We acquire these images every day, so we can watch the plants grow. At the four-leaf stage, water is withheld from half of the plants, while the remaining plants remain watered. This allows us to watch as the plants respond to drought. Our idea is that we can see the final reduction in leaf area as well as which plants start to respond first with slowed growth or by turning from green to brown. However, to answer these questions, we first have to identify the individual pots and quantify the shoot traits of the plants. We have developed a general purpose tool that supports a user annotating, or marking, an image for regions of interest. We use this tool for selecting all the pots in the first day’s image. Since the pots don’t move, we can use this same template to select pots in all 50 days of images we acquire. This allows us to crop out individual pots from all the images.
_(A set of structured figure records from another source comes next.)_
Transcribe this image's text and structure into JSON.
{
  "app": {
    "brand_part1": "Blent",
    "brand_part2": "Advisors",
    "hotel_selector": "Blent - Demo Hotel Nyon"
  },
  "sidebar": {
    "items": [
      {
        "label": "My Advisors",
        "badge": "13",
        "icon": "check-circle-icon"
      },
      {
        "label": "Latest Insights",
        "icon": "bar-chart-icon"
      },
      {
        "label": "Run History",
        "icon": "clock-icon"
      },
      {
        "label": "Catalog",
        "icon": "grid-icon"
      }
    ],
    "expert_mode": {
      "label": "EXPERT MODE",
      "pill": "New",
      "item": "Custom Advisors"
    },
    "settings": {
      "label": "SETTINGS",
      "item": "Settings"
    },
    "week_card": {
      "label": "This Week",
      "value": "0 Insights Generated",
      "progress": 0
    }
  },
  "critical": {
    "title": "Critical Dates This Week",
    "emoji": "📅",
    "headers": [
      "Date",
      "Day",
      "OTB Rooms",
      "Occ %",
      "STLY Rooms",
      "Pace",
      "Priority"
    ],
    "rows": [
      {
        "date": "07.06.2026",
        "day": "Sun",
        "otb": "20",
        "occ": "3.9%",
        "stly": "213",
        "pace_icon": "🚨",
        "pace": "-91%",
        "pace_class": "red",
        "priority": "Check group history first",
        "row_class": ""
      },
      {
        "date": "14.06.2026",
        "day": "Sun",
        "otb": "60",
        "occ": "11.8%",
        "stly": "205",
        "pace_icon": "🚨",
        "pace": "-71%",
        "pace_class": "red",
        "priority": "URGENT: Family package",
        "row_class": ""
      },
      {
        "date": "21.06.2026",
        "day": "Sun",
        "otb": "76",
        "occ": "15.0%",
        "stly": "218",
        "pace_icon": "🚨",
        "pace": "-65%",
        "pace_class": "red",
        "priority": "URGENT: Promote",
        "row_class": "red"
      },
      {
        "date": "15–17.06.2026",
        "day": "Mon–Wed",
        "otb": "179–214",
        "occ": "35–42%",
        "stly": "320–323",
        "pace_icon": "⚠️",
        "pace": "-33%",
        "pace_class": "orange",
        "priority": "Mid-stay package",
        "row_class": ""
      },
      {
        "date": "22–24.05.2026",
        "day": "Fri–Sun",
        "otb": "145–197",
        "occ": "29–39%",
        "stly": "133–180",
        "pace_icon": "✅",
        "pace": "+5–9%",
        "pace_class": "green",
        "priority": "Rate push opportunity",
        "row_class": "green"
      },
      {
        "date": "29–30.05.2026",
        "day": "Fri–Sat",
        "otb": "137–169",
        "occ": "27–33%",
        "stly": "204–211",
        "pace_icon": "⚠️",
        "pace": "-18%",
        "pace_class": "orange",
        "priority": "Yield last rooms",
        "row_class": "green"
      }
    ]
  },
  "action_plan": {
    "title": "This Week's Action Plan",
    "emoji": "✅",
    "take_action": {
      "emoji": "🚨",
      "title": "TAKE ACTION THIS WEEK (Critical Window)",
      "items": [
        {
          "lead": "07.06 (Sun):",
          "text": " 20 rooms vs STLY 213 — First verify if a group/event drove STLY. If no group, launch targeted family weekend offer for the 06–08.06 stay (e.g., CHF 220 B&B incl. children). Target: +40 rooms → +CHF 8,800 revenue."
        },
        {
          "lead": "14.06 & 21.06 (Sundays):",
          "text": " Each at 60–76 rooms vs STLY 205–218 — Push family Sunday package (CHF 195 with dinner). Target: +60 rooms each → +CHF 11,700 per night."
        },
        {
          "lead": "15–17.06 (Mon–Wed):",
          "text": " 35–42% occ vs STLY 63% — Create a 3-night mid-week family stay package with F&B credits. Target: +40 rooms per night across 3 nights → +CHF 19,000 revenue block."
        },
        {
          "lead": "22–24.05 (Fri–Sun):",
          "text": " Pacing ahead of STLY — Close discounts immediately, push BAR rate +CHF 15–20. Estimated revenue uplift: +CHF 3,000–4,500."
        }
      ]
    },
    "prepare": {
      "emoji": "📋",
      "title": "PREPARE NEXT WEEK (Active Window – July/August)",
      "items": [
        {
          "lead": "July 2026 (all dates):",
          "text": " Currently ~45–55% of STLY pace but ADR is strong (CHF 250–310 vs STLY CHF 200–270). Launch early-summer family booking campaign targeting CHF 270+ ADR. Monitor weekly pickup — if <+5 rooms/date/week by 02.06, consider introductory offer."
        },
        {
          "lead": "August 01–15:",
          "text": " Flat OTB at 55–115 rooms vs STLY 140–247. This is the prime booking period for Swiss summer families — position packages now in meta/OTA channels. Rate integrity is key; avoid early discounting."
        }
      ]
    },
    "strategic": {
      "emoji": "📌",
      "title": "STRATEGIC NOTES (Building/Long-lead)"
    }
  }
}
Once we have these, we still have to identify plants from the background. Healthy plants are green, while the background includes potting media, a gray plastic pot and black plastic trays. In order to identify the plants, we chose to employ machine learning, like what’s used by Google Home or Amazon Alexa. Using our annotating software, we chose small areas containing only the plant, media, pot or tray. We used a probability model called a Bayesian classifier to train the computer to identify these. Now that the computer is trained, we can use this classifier on new images to identify the plants. Finally, we can calculate traits like leaf area and number and get an indication of plant health by evaluating greenness.
Image-based plant measurements are among the hottest topics in plant biology and crop science. We are utilizing the latest techniques in computer vision and machine learning along with state-of-the-art cameras in order to put plants in the spotlight. We aim to shed light on how plants grow and respond to stresses like drought and heat in order to develop the best forages possible for the Great Plains.